Hey there, time traveller!
This article was published 30/7/2013 (1303 days ago), so information in it may no longer be current.
Victoria Hill’s mushroom trip wasn’t the first Birds Hill Park has seen, but it’s arguably the most memorable.
The 22-year-old University of Winnipeg theatre student, who lives downtown near the school, saw her character’s participation in the NBC pseudo-reality show Siberia come to an end in the second episode after her character ingested uncooked poisonous mushrooms given to her by another character.
"I remember when we were preparing for it, the director (Matthew Arnold) told me ‘This is a huge scene, Victoria. Every actor dreams for a scene like this. It could launch your career into stardom,’" she recalled. "I felt bad for the people who had to carry me, because I was kicking and I was screaming. Good times on Siberia!"
Siberia airs 9 p.m. Monday nights. The show, which is presented as a Russian-set reality show gone wrong, was primarily filmed in Birds Hill Park over a total of 10 weeks in September 2012 and April 2013.
Hill, who was on set for two weeks, said it wasn’t too hard to get into the character.
"They based our characters somewhat off of ourselves. My character is named Victoria. My character is from Winnipeg," Hill said. "She’s a little bit of a weirdo, she’s really shy, an awkward turtle. There’s a little bit of that in myself, too."

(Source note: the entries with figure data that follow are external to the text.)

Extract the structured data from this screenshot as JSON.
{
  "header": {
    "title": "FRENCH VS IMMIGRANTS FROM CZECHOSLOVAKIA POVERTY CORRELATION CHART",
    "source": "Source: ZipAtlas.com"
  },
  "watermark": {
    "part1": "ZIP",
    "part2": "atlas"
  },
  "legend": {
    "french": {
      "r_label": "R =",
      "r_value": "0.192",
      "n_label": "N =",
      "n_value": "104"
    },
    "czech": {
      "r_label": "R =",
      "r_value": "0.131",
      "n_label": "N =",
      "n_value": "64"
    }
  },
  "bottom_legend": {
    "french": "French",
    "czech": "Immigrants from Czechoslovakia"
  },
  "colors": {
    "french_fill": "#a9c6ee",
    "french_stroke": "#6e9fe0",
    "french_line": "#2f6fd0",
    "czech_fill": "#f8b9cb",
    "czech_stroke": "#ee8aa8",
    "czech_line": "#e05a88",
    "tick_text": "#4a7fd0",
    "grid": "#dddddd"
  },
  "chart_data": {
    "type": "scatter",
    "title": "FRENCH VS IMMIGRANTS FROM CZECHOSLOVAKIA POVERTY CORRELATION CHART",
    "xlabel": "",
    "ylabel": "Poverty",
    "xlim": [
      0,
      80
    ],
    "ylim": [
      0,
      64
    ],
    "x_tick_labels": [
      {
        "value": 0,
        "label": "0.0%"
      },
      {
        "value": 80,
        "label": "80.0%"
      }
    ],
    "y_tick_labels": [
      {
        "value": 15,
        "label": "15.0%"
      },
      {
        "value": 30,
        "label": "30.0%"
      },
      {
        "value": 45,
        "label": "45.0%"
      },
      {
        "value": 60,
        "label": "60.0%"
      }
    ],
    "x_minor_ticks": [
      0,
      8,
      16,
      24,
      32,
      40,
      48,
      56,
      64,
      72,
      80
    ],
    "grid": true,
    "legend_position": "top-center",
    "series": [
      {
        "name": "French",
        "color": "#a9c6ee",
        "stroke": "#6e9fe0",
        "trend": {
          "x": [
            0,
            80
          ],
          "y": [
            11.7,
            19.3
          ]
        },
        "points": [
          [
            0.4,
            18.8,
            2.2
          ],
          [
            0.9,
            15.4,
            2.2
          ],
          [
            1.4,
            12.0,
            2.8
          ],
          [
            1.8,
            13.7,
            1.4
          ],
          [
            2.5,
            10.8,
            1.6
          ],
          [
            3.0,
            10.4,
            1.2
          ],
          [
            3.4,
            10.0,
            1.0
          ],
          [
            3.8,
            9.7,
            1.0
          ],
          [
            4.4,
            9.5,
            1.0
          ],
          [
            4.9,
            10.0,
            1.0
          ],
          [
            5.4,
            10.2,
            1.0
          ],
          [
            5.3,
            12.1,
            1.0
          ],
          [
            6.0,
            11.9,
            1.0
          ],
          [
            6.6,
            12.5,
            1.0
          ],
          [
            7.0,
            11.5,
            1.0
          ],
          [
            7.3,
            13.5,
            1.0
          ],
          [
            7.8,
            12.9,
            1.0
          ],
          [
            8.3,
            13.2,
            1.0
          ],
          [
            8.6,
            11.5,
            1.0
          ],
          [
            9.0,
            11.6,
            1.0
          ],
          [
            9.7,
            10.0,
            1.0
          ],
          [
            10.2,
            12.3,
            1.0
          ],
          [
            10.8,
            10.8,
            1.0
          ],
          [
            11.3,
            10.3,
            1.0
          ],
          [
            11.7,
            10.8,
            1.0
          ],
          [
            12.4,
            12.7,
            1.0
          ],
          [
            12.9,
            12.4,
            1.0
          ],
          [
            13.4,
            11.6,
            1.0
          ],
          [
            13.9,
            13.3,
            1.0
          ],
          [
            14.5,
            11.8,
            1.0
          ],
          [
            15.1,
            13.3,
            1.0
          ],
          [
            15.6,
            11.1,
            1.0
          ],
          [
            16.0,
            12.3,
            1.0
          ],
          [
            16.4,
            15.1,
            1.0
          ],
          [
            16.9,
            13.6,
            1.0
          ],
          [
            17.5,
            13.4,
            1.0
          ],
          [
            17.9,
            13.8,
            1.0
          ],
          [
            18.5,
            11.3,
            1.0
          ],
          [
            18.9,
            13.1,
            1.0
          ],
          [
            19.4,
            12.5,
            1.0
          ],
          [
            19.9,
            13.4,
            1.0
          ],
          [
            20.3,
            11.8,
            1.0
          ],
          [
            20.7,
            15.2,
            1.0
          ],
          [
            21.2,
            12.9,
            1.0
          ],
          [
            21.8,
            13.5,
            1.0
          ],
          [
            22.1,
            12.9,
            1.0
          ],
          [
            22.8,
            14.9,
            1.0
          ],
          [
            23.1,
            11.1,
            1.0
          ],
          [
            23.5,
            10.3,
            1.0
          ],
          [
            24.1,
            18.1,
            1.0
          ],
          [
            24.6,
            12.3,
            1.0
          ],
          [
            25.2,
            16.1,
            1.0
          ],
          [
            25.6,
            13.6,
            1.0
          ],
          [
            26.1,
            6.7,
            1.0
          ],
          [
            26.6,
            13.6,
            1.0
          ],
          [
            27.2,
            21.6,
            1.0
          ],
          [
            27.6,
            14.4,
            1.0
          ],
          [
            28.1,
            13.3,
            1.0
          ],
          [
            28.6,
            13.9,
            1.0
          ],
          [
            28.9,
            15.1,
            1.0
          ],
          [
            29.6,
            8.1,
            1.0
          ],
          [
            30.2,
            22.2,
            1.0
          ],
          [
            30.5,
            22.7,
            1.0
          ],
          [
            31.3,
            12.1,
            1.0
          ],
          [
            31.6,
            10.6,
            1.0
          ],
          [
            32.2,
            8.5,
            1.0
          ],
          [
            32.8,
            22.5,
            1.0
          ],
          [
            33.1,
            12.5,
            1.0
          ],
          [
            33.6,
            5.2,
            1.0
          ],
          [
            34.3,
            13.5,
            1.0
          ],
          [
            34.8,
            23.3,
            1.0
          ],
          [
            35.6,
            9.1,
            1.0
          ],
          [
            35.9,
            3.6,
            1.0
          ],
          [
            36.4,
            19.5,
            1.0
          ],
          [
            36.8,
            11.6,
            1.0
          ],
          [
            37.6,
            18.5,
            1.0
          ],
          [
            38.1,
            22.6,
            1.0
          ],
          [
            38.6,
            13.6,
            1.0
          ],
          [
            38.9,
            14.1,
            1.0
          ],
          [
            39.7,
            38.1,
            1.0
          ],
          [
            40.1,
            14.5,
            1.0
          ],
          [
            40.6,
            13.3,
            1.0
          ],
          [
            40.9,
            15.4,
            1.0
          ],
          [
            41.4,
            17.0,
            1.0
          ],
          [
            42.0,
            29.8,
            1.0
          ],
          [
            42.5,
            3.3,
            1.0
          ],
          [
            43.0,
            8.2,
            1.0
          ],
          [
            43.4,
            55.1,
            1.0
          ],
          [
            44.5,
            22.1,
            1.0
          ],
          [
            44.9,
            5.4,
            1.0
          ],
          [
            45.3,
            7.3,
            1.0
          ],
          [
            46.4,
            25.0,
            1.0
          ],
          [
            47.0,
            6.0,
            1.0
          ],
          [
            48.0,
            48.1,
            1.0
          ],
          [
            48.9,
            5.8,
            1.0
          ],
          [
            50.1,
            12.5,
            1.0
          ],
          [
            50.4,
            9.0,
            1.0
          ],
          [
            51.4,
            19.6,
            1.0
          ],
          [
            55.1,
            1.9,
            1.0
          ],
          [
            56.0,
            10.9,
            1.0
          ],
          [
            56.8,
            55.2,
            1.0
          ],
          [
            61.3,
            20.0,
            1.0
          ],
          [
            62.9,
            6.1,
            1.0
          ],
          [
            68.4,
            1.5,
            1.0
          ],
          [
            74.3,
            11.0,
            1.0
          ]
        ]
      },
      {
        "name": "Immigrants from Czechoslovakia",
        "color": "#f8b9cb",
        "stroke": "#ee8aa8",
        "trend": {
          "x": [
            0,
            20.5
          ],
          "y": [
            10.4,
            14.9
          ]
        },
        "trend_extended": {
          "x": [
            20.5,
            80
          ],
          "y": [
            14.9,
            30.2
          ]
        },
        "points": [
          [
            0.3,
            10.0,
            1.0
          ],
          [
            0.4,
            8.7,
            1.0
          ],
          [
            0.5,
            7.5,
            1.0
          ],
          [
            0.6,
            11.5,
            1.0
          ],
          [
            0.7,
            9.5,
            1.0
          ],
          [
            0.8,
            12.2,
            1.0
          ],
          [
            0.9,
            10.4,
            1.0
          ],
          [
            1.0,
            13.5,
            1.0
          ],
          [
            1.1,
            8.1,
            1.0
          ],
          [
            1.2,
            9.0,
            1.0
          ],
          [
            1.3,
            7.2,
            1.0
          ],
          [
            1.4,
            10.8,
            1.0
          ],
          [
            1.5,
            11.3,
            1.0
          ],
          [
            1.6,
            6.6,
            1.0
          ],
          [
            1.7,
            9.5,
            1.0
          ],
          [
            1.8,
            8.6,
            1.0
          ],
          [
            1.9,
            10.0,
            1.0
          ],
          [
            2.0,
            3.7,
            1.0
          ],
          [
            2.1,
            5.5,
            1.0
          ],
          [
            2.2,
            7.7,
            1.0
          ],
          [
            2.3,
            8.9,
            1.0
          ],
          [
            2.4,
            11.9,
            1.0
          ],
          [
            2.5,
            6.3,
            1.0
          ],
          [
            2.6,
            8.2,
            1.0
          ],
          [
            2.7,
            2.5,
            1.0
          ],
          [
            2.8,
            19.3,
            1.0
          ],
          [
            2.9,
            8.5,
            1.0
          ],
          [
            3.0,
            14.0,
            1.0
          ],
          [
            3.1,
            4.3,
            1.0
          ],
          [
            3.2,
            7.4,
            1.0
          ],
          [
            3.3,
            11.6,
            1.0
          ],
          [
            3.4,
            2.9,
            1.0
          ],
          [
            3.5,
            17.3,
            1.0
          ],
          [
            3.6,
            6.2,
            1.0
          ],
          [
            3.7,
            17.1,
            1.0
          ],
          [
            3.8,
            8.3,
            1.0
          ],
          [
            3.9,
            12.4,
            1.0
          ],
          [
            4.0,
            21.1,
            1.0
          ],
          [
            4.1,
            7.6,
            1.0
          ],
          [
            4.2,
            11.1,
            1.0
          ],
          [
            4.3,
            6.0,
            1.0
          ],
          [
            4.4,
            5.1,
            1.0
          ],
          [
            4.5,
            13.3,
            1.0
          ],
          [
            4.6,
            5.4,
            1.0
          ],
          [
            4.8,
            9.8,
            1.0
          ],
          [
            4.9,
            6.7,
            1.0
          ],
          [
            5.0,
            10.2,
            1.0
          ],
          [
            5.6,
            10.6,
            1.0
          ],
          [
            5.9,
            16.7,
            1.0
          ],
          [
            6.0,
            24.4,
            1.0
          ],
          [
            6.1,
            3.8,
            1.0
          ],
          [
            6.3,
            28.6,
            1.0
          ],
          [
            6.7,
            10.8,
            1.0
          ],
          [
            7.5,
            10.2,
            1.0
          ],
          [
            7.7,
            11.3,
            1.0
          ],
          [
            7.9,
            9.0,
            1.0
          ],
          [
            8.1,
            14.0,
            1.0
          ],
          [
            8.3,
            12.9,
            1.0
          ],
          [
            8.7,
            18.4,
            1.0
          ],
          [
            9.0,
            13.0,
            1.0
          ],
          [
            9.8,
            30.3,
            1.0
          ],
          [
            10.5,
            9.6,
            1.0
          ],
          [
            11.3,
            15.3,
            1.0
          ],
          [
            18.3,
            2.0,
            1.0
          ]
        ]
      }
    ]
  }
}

Hill, who was born in Calgary and grew up on a farm near Portage la Prairie, was one of two locals on the show. Former Maples Collegiate and Winnipeg Rifles all-star running back
Harpreet Turka, who also ran for the Progressive Conservatives in Wolseley in the 2011 provincial election, appeared in the show’s pilot. Turka’s character didn’t make it to the camp and was eliminated. The bulk of the other actors on the show are American.
District park supervisor Bruce Mineault said he and his staff worked closely with the production to ensure things went smoothly on the filming end and for the park.
"There’s a lot of supervision that goes along with it. We’ll have to approve the stuff that we do, where they’re going to be located, just logistics to make sure there’s going to be no conflict with other users in the park," said Mineault, a Charleswood resident. "There’s always miscellaneous stuff we’ll do to help them, to set up a scene."
He said if a rock needs to be moved or snow needs to be shovelled, his staff is on it.
Mineault, who watched the first two episodes, said the style of show made it fun for him to be able to help out.
"Everything else that comes is a typical, scripted production," he said. "This one had more mystery to it."
He noted production may return to the park this September — the shacks seen in the show are still standing near the park office — should the network decide to order a second season.